The ever-evolving nature of health care also plays a factor. It's hard to know "what kind of new professionals the health care industry will need," says Tamra Mason, MD, dean of the health, wellness, and public safety programs at Central New Mexico Community College. "How do our programs lead the student/job seekers there?"
The creation of supervised internships that go beyond inpatient settings may be a step in the right direction. These internships can help students identify employment opportunities and provide a better idea of where their skill sets and training fit best.
The US Department of Labor's Office of Apprenticeship has created communities of practice to provide graduates of the EHR certificate program with professional contacts who can answer questions and provide resources. The office also promotes "externships" for high school instructors to help them generate student interest in EHRs.

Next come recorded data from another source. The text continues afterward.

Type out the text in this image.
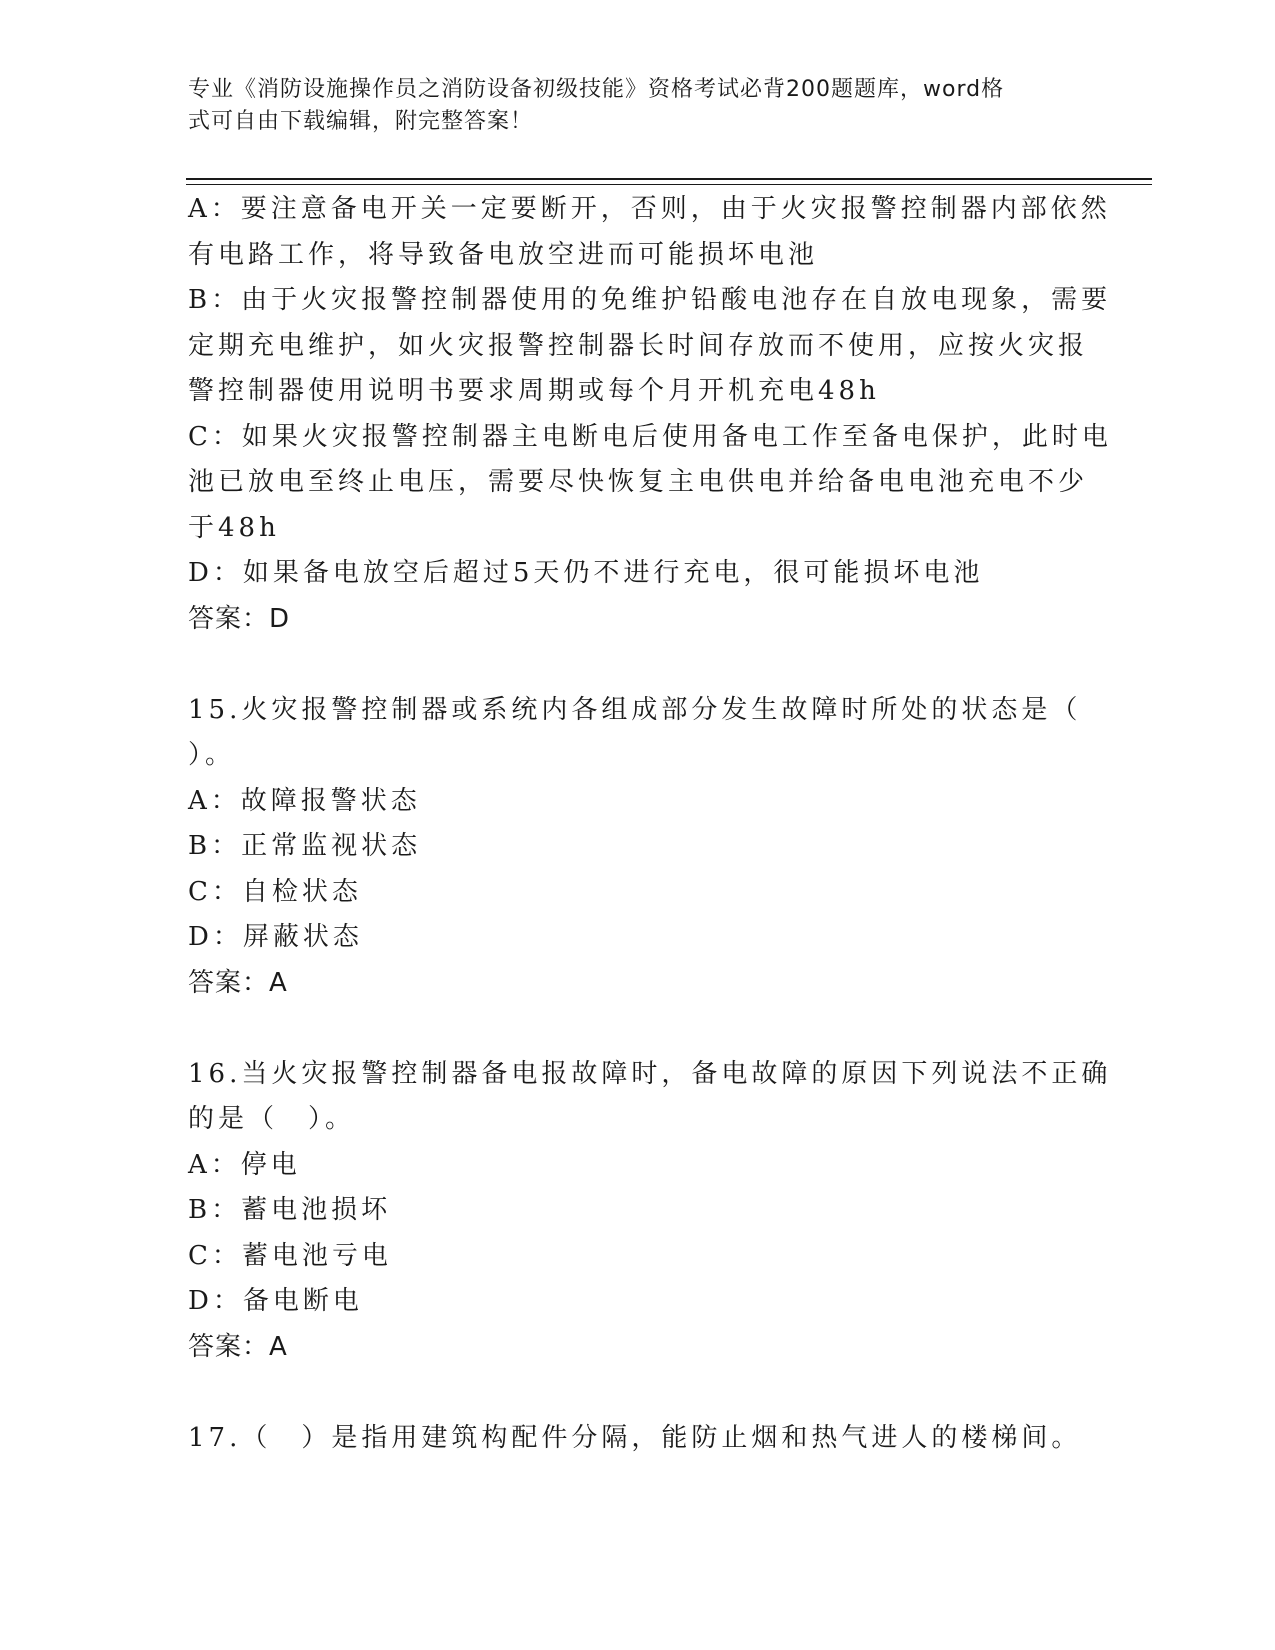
专业《消防设施操作员之消防设备初级技能》资格考试必背200题题库，word格
式可自由下载编辑，附完整答案！
A：要注意备电开关一定要断开，否则，由于火灾报警控制器内部依然
有电路工作，将导致备电放空进而可能损坏电池
B：由于火灾报警控制器使用的免维护铅酸电池存在自放电现象，需要
定期充电维护，如火灾报警控制器长时间存放而不使用，应按火灾报
警控制器使用说明书要求周期或每个月开机充电48h
C：如果火灾报警控制器主电断电后使用备电工作至备电保护，此时电
池已放电至终止电压，需要尽快恢复主电供电并给备电电池充电不少
于48h
D：如果备电放空后超过5天仍不进行充电，很可能损坏电池
答案：D
15.火灾报警控制器或系统内各组成部分发生故障时所处的状态是（
）。
A：故障报警状态
B：正常监视状态
C：自检状态
D：屏蔽状态
答案：A
16.当火灾报警控制器备电报故障时，备电故障的原因下列说法不正确
的是（　）。
A：停电
B：蓄电池损坏
C：蓄电池亏电
D：备电断电
答案：A
17.（　）是指用建筑构配件分隔，能防止烟和热气进人的楼梯间。
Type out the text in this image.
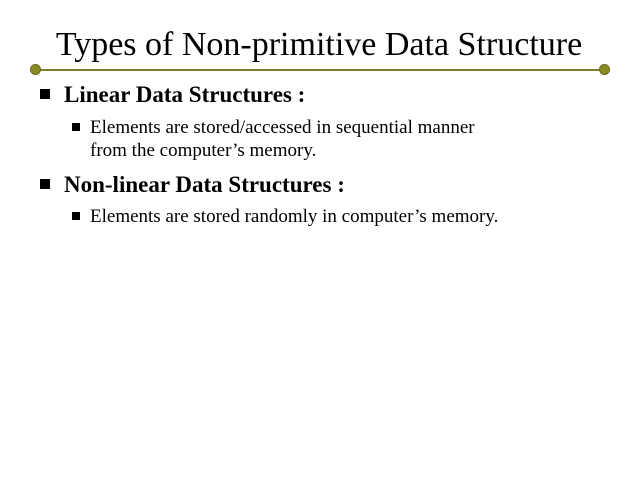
Types of Non-primitive Data Structure
Linear Data Structures :
Elements are stored/accessed in sequential manner
from the computer’s memory.
Non-linear Data Structures :
Elements are stored randomly in computer’s memory.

This fits well with Central New Mexico Community College's extension program that provides credits for high school students ready to take classes at a community college level. Students are introduced to career possibilities prior to graduation in hopes it may help New Mexico solve its shortage of skilled health care professionals.
— Sandra Nunn, MA, RHIA, CHP, is a contributing editor at For The Record and principal of KAMC Consulting in Albuquerque, New Mexico.